The difference between Linux and Windows however, is that the latter keep around a while bunch of stuff to maintain backwards compatibility. This is also a big source of security issues. For instance, i think one recent issue was related to a feature that had its origin in Windows 3.x…
And adding support for larger screens and a new mode of scrolling should not add that much bloat. Most of that is policy, not code, from what i can tell.
Nice Hardware, but Android just doesn’t fit…
Always on is nice, but people will expect a netbook like application experience. This is not a phone, this is some kind of laptop, so the expectations are on a higher level.
I would like to see how MeeGo performs on that hardware…
i am guessing the smaller usb port is for attaching to a different computer, device style.
Exactly. It turns the AC100 into the biggest 8GB USB stick ever!
or perhaps a usb hub, if whatever is plugged into the other ports is also made available upstream.
btw, i tested the textbox issue with opera mobile on their beta for maemo. It also lost text. Seems perhaps it happens because (at least on the maemo version) the text is not directly input into the box, but into some kind of buffer that fails to be transferred to the page itself.
overall i get the impression that there is no real showstoppers, just a whole lot of rough edges regarding this kind of project.
Th opera textbox issue is dangerous. You think its working and then you lose the text!
Doesn’t look like it’ll be selling very well. Seems less useful and less stable than an Android smart phone.
Ya, this thing will have worse sales than netbooks preloaded with Linux for the same reason.
i think i just figured out why the scroll behaves as it does. The scroll is seen as a wheel in android. That is, there is at present no real support for a scroll in android. There is only support for dpad, trackball (basically a rolling dpad) and a wheel (i think sonyericsson used that on their P-series symbian phones).
Somehow Opera Mobile picks up the scroll signal. Page up/down is super fast though so no real problem.
Perhaps because they reinterpret the wheel signal to something else then link scrolling. But the default Android behavior seems to make wheel and arrows behave pretty much the same. Not that surprising at it appears to be interchangeable in terms of menu navigation and so on.

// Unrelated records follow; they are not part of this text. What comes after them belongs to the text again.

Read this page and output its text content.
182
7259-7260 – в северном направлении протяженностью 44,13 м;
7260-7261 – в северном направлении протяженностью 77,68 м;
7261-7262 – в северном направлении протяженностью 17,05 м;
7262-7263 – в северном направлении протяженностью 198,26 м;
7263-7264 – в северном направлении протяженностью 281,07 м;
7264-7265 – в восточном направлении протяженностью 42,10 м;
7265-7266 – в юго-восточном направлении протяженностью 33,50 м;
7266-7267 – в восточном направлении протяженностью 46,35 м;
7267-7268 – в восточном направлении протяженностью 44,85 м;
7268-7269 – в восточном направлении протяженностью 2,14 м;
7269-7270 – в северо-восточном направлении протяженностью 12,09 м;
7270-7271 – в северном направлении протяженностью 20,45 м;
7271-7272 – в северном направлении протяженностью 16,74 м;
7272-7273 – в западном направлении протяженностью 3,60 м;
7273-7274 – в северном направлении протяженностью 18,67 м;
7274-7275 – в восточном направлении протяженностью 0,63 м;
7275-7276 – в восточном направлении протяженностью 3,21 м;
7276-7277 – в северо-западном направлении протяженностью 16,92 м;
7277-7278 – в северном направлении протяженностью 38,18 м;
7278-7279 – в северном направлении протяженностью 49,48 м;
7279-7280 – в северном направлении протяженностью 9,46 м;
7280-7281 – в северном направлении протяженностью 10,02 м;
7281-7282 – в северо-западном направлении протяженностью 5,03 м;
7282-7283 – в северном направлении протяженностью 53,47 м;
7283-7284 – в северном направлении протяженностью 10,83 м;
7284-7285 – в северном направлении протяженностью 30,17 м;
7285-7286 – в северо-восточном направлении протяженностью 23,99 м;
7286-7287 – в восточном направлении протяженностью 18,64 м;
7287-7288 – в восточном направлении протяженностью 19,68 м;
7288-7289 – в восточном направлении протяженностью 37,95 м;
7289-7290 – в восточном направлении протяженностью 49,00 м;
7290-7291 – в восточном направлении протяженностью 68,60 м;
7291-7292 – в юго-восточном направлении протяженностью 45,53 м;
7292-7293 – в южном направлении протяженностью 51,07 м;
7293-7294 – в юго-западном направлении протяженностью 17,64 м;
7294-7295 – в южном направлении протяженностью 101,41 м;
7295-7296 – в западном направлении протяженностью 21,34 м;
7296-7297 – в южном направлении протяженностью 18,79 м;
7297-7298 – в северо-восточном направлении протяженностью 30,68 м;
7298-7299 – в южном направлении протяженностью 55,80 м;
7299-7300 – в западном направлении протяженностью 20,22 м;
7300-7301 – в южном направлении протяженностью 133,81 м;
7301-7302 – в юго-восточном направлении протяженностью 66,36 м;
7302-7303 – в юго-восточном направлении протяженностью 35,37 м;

I’d be more impressed if it was a convertible-tablet (swivel screen) type device. That, and it needs to have the full Android&Google apps suite (which will require that Google finish admitting that ChromeOS is still-born, and Android has stolen it’s thunder, thus allowing Android to take on the form factors and device capabilities they’ve reserved for ChromeOS).
in short … this android stuff is still very crncky and far from beeng a mature os worth its name – be it on smartphoes or other devices. for me it looks as if again the whole market is used (and et itself being used) as a large beta test field up til version 10 wich probably will resemble a ripe, mature os with adequate applications.
personally i therefore will not touch any of this google stuff for long while to go if any. it is lost time and money.